Marketing is expensive. Sure, a good search engine presence sometimes doesn’t cost a cent, but it does cost you valuable time. What you may not have realized is that you can exponentially increase the number of referrals you get, dramatically increasing your client base, by doing one simple thing – asking for referrals.
Here are more easy ways to start developing good referral-building habits:
- When you begin working with a new customer, make referrals part of your initial agreement. “If I do a great job for you–and I will–you agree to give me X number of referrals.” Chances are your customer will be impressed by your dedication and drive.
- Whenever a customer compliments you, respond with a thank you, quickly followed by a referral request. For example, “I’m so pleased you’re happy with my work. Do you know anyone else who can benefit from my services?”
- Use every client meeting as an opportunity to collect referrals. To keep yourself on track, jot a reminder down in your meeting preparation notes. Make it one of your standard talking points.
- Set a weekly goal for yourself. Keep track of the number of referrals you ask for each day. You don’t need to limit your requests to clients; you can also ask business associates, acquaintances and prospects.

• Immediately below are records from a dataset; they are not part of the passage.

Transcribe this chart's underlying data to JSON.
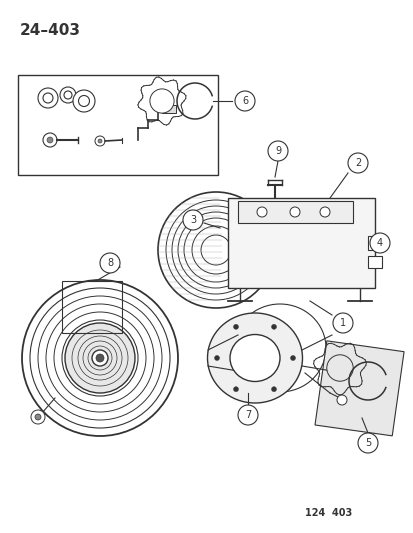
{
  "title": "24–403",
  "footer": "124  403",
  "bg_color": "#ffffff",
  "title_fontsize": 11,
  "footer_fontsize": 7,
  "c": "#333333",
  "lw_main": 1.0,
  "lw_thin": 0.6,
  "fig_w": 4.14,
  "fig_h": 5.33,
  "dpi": 100
}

- Make the most of every networking opportunity. Step out of your comfort zone at networking events and set a goal to talk to at least three new people. Plan in advance what you might say. We’re all drawn to interesting, enthusiastic people.
- Always be specific when asking for a referral. Looking for high net worth individuals? Say so. Interested in midsize companies? Let them know. If you don’t tell your contacts who your target customer is, you’ll waste time pursuing leads you can’t use.
The More You Ask The More You’ll Get
Don’t let your own shyness or fear get in the way of building your business. Referrals will get you more clients. And the more referrals you ask for, the more referrals you’ll get – just because the customer knows that you want some. It’s a small effort for a great reward.